Ring’s comment was a reminder of the constant conflict between operating budgets and capital investments, leading to tradeoffs between fares and service on the one hand and repairs and expansion on the other. The more debt the MTA takes on to pay for its capital program, the more its interest payments will rise and the greater the upward pressure on the fare will be. In one revealing moment that could only have played well before an audience of construction industry insiders, Ring dismissed popular anger over fare hikes, saying that “most people don’t really have a problem with the amount that they pay.”
One potential way to relieve the pressure of tight budgets to give more control of the transportation system to business, through public-private partnerships.

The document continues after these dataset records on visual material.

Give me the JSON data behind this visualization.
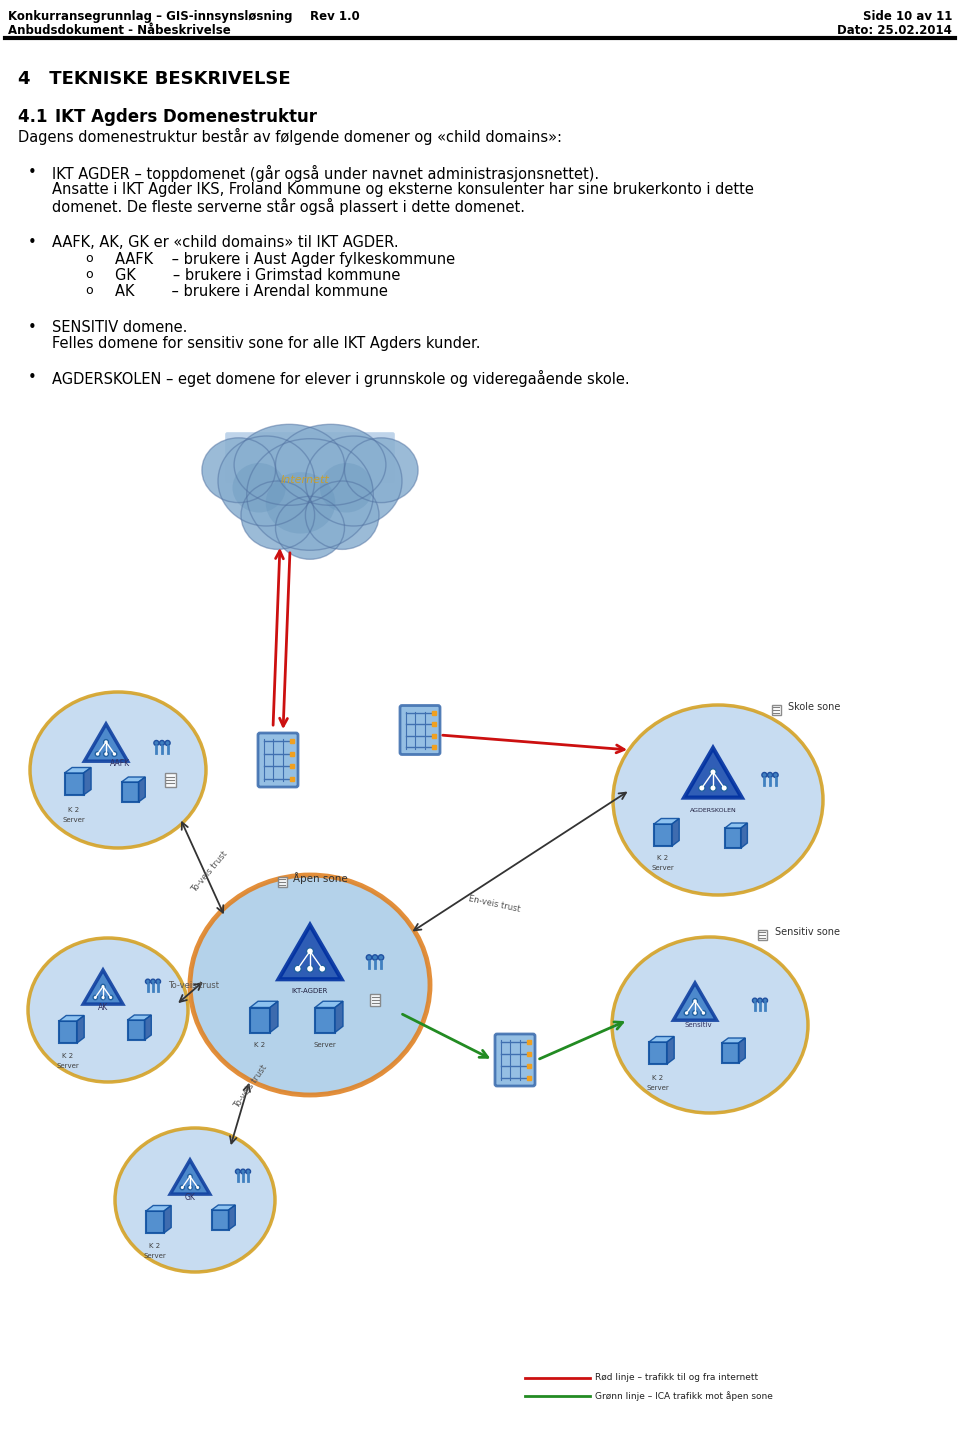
{
  "header_left1": "Konkurransegrunnlag – GIS-innsynsløsning",
  "header_center1": "Rev 1.0",
  "header_left2": "Anbudsdokument - Nåbeskrivelse",
  "header_right2": "Side 10 av 11",
  "header_right3": "Dato: 25.02.2014",
  "section_title": "4   TEKNISKE BESKRIVELSE",
  "subsection_num": "4.1",
  "subsection_title": "IKT Agders Domenestruktur",
  "intro_text": "Dagens domenestruktur består av følgende domener og «child domains»:",
  "bullet1_line1": "IKT AGDER – toppdomenet (går også under navnet administrasjonsnettet).",
  "bullet1_line2": "Ansatte i IKT Agder IKS, Froland Kommune og eksterne konsulenter har sine brukerkonto i dette",
  "bullet1_line3": "domenet. De fleste serverne står også plassert i dette domenet.",
  "bullet2_line1": "AAFK, AK, GK er «child domains» til IKT AGDER.",
  "sub1": "AAFK    – brukere i Aust Agder fylkeskommune",
  "sub2": "GK        – brukere i Grimstad kommune",
  "sub3": "AK        – brukere i Arendal kommune",
  "bullet3_line1": "SENSITIV domene.",
  "bullet3_line2": "Felles domene for sensitiv sone for alle IKT Agders kunder.",
  "bullet4_line1": "AGDERSKOLEN – eget domene for elever i grunnskole og videregaående skole.",
  "legend1": "Rød linje – trafikk til og fra internett",
  "legend2": "Grønn linje – ICA trafikk mot åpen sone",
  "bg_color": "#ffffff",
  "text_color": "#000000"
}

Such partnerships could speed up project times, cut the risk of cost overruns and add “incentives for innovation,” argued Samara Barend, an exec with engineering giant AECOM.
The idea already has a foothold in the New York region. The new Goethals Bridge will be built under a “design, build, finance, maintain” partnership, which importantly allows the Port Authority to retain control over toll rates, said the PA’s Cross Kelly. She also noted a public-private partnership in place to rebuild the George Washington Bridge bus terminal.
But Cross Kelly expressed skepticism about the way many public-private partnerships across the country have been structured. She suggested that the public sector should usually maintain control over tolls and explore shorter leases than the 49 or 99 year contracts signed in states like Illinois and Indiana.
Similarly, Lieutenant Governor Richard Ravitch sounded cool on private-sector control of transportation in his keynote address. “Every bus, every subway, every railroad line,” he said, “they were all privately owned and they all went broke.” Though he admitted that was partly because the government wouldn’t let the private operators raise fares, he implied that pricing essential public resources like transportation ought to remain a public prerogative. He also dismissed arguments about government inefficiency. “The Wall Street firms that push this and lobby for all of this very vigorously don’t innately have any better capacity to design or operate these systems,” said Ravitch.
One cost-saving device that didn’t get mentioned, of course, was getting tough with the contractors sponsoring the conference. Instead, the too-close-for-comfort relationship between public agencies and the industry was on full display. Describing the head of the General Contractors Association, NYS DOT Director of Civil Rights Warren Whitlock said that “her leadership on behalf of her industry is advancing our agenda,” as if there was no daylight between them.
The only elected politician to speak, State Senate President Malcolm Smith, did promise state support for transportation. But his remarks focused exclusively on high speed rail, not the urban transit systems and existing infrastructure that face catastrophic disinvestment, and which New Yorkers already count on to get around.
Touting his support for HSR, Smith promised that “there will be enough money spent that many of you who might be doing quite well will be doing a lot better” and that “there will be future millionaires and billionaires in this room.”